その度に光の柱に朱音の血が流れ、時々ラブラドライトの破片なのか、キラキラしたものが空中に舞い散る。

冬真はただその小さな背中を見ていた。

彼女が何のためにそんな行為をしているのかわからない。

彼を助けようとしているのはわかる。

わかるが血が出るほど意味の無い行為をしていることが理解できなかった。

突然、ピシッとその壁にヒビが入り、冬真は目を見開く。

何も出来ないはずの柱にヒビが細く広がり朱音がそれに気が付かないまま再度叩きつけた瞬間まるでガラスが四散するかのように消え、するりと魔方陣の中に倒れ込んだ。

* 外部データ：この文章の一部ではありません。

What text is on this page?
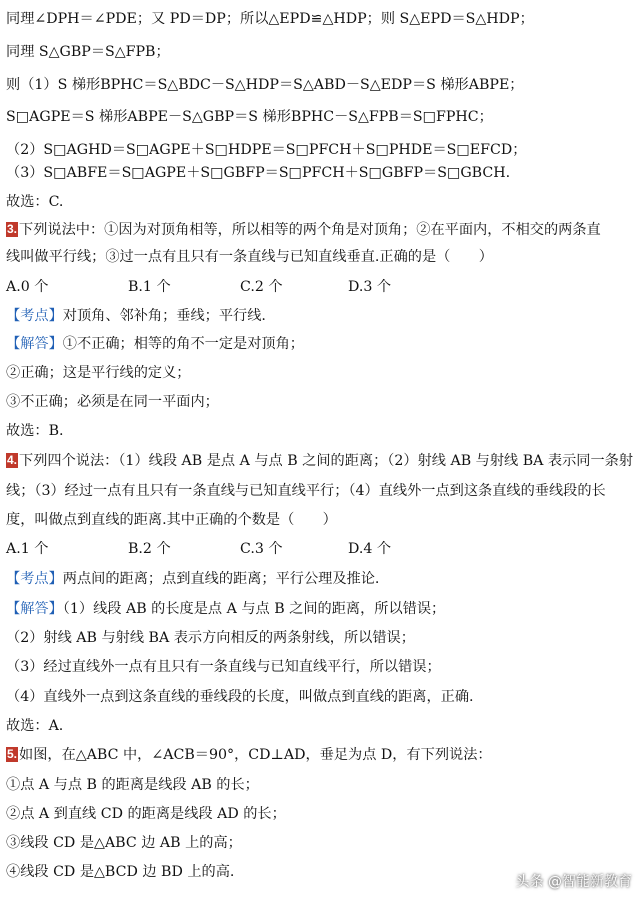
同理∠DPH＝∠PDE；又 PD＝DP；所以△EPD≌△HDP；则 S△EPD＝S△HDP；
同理 S△GBP＝S△FPB；
则（1）S 梯形BPHC＝S△BDC－S△HDP＝S△ABD－S△EDP＝S 梯形ABPE；
S□AGPE＝S 梯形ABPE－S△GBP＝S 梯形BPHC－S△FPB＝S□FPHC；
（2）S□AGHD＝S□AGPE＋S□HDPE＝S□PFCH＋S□PHDE＝S□EFCD；
（3）S□ABFE＝S□AGPE＋S□GBFP＝S□PFCH＋S□GBFP＝S□GBCH.
故选：C.
3. 下列说法中：①因为对顶角相等，所以相等的两个角是对顶角；②在平面内，不相交的两条直
线叫做平行线；③过一点有且只有一条直线与已知直线垂直.正确的是（　　）
A.0 个	B.1 个	C.2 个	D.3 个
【考点】对顶角、邻补角；垂线；平行线.
【解答】①不正确；相等的角不一定是对顶角；
②正确；这是平行线的定义；
③不正确；必须是在同一平面内；
故选：B.
4. 下列四个说法：（1）线段 AB 是点 A 与点 B 之间的距离；（2）射线 AB 与射线 BA 表示同一条射
线；（3）经过一点有且只有一条直线与已知直线平行；（4）直线外一点到这条直线的垂线段的长
度，叫做点到直线的距离.其中正确的个数是（　　）
A.1 个	B.2 个	C.3 个	D.4 个
【考点】两点间的距离；点到直线的距离；平行公理及推论.
【解答】（1）线段 AB 的长度是点 A 与点 B 之间的距离，所以错误；
（2）射线 AB 与射线 BA 表示方向相反的两条射线，所以错误；
（3）经过直线外一点有且只有一条直线与已知直线平行，所以错误；
（4）直线外一点到这条直线的垂线段的长度，叫做点到直线的距离，正确.
故选：A.
5. 如图，在△ABC 中，∠ACB＝90°，CD⊥AD，垂足为点 D，有下列说法：
①点 A 与点 B 的距离是线段 AB 的长；
②点 A 到直线 CD 的距离是线段 AD 的长；
③线段 CD 是△ABC 边 AB 上的高；
④线段 CD 是△BCD 边 BD 上的高.
头条 @智能新教育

トミーを掴んでいた無数の手が新たな獲物がきたとばかりにトミーの横に倒れ込んだ朱音の手と足を掴みはじめ、手が身体を掴むたび身体に痛みが走る。

トミーは隣に倒れ込んだ朱音を見て我に返り、必死に朱音を起き上がらせようとするが足を無数の手に掴まれたまま動けない。

その様子が目の前で起きているのに冬真は動けずにいた。

何の知識も能力も無く空気を読んで踏み込んでくることをしなかった朱音が、自分に反抗してこんな行動を取ったことが信じられない。

この子はこんな子だったのだろうか。


「ぐぅっ」


激痛に朱音が思わず声を上げると冬真の横を黒いものが勢いよく横切り、朱音の身体を掴む無数の手に大きな口を開けて噛みついた。

朱音の目の前に現れた黒い大型犬はあのインカローズの時に助けてくれた犬。

その犬がまた現れた事に驚くと、今度は朱音の足を掴む手に青い石のついた小さなナイフが刺さり焼けるような音を立てて消えた。